A Dynamic Prefetch Filtering Schemes to Enhance Usefulness Of Cache Memory (캐시 메모리의 유용성을 높이는 동적 선인출 필터링 기법)

  • Chon Young-Suk;Lee Byung-Kwon;Lee Chun-Hee;Kim Suk-Il;Jeon Joong-Nam
    • The KIPS Transactions:PartA
    • /
    • v.13A no.2 s.99
    • /
    • pp.123-136
    • /
    • 2006
  • The prefetching technique is an effective way to reduce the latency caused memory access. However, excessively aggressive prefetch not only leads to cache pollution so as to cancel out the benefits of prefetch but also increase bus traffic leading to overall performance degradation.
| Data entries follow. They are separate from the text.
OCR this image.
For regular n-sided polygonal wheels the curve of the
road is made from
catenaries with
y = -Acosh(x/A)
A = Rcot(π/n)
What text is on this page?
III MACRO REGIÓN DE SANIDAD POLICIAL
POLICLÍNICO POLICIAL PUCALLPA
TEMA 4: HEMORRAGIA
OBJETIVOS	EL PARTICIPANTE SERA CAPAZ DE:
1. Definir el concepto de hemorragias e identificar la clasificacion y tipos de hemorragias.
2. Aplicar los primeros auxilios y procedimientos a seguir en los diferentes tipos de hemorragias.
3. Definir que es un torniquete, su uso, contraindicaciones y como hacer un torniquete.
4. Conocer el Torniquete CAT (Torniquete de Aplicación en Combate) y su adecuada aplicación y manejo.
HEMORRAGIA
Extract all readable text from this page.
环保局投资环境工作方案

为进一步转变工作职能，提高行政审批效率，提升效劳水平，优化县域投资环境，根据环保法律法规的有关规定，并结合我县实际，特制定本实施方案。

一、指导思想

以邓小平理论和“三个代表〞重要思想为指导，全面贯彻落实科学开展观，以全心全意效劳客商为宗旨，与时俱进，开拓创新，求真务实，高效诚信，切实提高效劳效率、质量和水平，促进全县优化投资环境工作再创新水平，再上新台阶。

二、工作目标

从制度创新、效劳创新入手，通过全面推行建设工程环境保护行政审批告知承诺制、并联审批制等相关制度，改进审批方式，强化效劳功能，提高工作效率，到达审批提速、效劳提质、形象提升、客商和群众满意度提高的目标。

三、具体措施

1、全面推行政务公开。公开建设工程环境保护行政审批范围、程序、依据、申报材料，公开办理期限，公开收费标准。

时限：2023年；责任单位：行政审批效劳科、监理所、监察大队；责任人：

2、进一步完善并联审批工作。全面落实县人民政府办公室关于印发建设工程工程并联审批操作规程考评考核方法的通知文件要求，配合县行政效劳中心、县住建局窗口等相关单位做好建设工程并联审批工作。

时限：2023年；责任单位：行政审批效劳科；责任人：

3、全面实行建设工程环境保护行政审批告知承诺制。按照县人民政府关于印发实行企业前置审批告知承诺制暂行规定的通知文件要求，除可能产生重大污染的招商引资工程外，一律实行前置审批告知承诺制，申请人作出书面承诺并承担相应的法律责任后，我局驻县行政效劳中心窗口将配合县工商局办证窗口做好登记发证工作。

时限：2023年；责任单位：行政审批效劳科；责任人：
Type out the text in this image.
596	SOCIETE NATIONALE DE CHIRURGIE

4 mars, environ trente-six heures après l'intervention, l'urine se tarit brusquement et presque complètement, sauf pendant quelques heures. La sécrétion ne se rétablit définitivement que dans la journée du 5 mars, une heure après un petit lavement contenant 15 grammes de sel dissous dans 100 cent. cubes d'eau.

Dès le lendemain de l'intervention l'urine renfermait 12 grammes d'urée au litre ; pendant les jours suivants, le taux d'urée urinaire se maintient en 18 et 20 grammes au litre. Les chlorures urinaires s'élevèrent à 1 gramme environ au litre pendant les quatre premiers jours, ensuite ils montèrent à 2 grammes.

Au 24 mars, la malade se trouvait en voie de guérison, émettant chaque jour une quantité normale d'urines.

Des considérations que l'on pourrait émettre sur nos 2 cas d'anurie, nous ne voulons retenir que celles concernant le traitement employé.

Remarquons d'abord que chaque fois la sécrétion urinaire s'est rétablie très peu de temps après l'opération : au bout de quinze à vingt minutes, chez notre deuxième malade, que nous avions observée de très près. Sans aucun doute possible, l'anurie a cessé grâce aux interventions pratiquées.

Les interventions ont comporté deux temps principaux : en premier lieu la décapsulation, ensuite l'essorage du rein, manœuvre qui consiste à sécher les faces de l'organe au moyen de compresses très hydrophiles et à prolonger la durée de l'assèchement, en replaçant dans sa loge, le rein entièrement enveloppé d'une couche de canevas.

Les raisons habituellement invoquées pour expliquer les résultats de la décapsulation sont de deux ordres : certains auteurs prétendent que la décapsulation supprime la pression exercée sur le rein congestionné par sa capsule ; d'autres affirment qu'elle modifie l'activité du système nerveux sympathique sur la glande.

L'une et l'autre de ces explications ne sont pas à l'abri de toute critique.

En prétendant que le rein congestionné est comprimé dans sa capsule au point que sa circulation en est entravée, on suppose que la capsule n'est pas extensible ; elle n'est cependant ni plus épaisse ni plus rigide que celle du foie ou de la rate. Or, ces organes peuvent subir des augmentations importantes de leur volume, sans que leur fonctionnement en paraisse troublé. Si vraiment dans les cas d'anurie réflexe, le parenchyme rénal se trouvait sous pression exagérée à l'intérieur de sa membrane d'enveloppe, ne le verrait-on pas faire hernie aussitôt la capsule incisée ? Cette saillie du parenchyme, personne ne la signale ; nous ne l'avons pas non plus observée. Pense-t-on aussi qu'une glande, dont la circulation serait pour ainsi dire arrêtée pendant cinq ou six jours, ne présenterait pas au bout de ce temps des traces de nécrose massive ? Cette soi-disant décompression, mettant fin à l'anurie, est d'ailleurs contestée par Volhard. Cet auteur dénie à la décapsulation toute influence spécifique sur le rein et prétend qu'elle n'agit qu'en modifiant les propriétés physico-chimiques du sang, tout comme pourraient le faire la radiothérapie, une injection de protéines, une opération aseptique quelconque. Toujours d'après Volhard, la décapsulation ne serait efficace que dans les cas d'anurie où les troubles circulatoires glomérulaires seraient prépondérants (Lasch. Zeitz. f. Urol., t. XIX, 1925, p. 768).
In this thesis, a prefetch filtering scheme is proposed which dynamically decides whether to commence prefetching by referring a filtering table to reduce the cache pollution due to unnecessary prefetches In this thesis, First, prefetch hashing table 1bitSC filtering scheme(PHT1bSC) has been shown to analyze the lock problem of the conventional scheme, this scheme such as conventional scheme used to be N:1 mapping, but it has the two state to 1bit value of each entries. A complete block address table filtering scheme(CBAT) has been introduced to be used as a reference for the comparative study. A prefetch block address lookup table scheme(PBALT) has been proposed as the main idea of this paper which exhibits the most exact filtering performance. This scheme has a length of the table the same as the PHT1bSC scheme, the contents of each entry have the fields the same as CBAT scheme recently, never referenced data block address has been 1:1 mapping a entry of the filter table. On commonly used prefetch schemes and general benchmarks and multimedia programs simulates change cache parameters. The PBALT scheme compared with no filtering has shown enhanced the greatest 22%, the cache miss ratio has been decreased by 7.9% by virtue of enhanced filtering accuracy compared with conventional PHT2bSC. The MADT of the proposed PBALT scheme has been decreased by 6.1% compared with conventional schemes to reduce the total execution time.